Od czasu do czasu lubię sięgnąć po lekturę lekką, łatwą i przyjemną, a żeby rzec dobitniej - typowy poradnik. Od zawsze mnie ciekawiło to, jak ludzie myślą i postrzegają siebie, innych i świat dookoła. Nic więc chyba dziwnego nie ma w tym, że "Mowa ciała w miłości" w końcu wpadła w moje ręce.
Na wstępie od razu przyznam się, iż jest to moja pierwsza książka autorstwa państwa Pease. Nigdy wcześniej chyba nawet o nich nie słyszałam, ale też i szczególnie się nimi nie interesowałam.

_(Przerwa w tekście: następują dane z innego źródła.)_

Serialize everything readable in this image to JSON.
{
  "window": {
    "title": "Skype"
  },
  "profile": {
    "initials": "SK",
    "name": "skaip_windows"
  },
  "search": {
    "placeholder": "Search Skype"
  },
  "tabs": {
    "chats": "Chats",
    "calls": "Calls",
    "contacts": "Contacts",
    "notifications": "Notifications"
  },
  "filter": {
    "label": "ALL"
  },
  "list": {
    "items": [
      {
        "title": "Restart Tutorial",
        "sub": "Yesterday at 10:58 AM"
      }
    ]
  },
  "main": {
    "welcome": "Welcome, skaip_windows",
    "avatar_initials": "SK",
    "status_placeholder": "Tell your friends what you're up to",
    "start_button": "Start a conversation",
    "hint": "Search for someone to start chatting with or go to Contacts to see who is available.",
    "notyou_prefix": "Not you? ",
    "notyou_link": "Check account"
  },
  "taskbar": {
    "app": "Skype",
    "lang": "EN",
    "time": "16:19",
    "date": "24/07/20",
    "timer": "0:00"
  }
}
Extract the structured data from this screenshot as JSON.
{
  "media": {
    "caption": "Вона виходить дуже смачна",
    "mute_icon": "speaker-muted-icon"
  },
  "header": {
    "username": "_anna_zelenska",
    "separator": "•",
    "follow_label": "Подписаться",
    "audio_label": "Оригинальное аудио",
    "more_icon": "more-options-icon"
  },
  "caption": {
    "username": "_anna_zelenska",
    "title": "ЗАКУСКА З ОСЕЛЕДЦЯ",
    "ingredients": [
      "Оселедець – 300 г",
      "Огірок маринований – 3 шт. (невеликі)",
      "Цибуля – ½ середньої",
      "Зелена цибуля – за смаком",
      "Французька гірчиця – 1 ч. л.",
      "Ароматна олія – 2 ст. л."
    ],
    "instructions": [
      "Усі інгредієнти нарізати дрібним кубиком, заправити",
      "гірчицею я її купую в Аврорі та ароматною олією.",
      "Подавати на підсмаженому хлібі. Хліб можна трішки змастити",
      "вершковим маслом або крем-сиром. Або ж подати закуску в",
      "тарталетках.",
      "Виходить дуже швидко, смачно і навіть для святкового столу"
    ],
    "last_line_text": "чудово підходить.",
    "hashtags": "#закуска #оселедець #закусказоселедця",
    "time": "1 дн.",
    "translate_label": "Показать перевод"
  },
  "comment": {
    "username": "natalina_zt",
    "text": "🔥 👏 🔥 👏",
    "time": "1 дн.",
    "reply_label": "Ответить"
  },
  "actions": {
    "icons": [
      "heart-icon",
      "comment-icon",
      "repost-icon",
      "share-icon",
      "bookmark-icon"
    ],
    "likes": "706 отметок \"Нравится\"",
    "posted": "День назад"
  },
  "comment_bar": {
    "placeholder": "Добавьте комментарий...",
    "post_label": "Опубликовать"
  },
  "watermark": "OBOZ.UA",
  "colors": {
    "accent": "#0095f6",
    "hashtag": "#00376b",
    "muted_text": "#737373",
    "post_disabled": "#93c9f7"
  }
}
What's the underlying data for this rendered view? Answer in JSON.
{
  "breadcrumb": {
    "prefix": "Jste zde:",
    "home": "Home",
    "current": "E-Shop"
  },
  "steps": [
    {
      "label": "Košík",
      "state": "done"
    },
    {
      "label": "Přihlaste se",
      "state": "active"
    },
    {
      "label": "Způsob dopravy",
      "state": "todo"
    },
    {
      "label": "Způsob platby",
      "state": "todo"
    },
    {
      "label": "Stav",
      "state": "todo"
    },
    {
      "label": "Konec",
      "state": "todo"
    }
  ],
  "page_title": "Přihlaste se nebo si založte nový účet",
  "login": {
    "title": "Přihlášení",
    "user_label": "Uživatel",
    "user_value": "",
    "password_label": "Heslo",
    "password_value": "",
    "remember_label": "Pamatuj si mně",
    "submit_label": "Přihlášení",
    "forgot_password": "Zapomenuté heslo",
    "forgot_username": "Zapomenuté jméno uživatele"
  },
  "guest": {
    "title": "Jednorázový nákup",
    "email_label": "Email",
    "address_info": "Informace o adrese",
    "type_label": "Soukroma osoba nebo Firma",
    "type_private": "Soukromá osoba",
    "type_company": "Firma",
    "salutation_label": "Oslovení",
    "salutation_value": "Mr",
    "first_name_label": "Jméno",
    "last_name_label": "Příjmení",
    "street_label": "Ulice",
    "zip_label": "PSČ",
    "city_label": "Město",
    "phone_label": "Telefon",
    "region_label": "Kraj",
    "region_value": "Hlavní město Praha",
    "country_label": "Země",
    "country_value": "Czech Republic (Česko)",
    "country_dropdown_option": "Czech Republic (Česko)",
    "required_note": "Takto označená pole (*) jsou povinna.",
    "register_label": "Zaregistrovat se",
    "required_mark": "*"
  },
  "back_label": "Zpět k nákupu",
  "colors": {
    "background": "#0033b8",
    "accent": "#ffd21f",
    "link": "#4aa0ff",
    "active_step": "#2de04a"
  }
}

Niemniej jednak nie odmawiam im tego, że w dziedzinie przekazów niewerbalnych, a zatem mowy ciała, mają oni ogromną wiedzę i doświadczenie.
"Mowa ciała w miłości" jest napisana bardzo prosto i jak dla mnie tak trochę pół żartem - pół serio. Zamieszczone są bowiem w niej swoiste żarty i zagadki, a nawet niektóre opisy, które były naprawdę bardzo zabawne. Minusem natomiast jak dla mnie jest oprawa graficzna, ponieważ w książce tej znajdują się ilustracje - niestety bardzo ubogie, aż łaknące szczegółów, których im zabrakło, tak, jakby były wykonywane w pośpiechu.
Czego można dowiedzieć się z "Mowy ciała w miłości"? Przede wszystkim tego, że choć jedno mówimy na głos, to nasze ciało może pokazywać coś innego, coś, co naprawdę myślimy i co czuje nasze ciało podświadomie. Z całą pewnością dzięki tej książce możemy się dowiedzieć, jak na pewne aspekty flirtu, kokieterii i miłości w związkach patrzą mężczyźni, a jak kobiety. Coś, co jest priorytetem dla kobiet, niestety często jest wręcz niezauważalne dla mężczyzn.
Czy warto sięgnąć po "Mowę ciała w miłości"? Z całą pewnością tak. Nie jest to jakieś obszerne tomisko, a czyta się ją naprawdę bardzo przyjemnie i z uśmiechem na ustach. Polecam!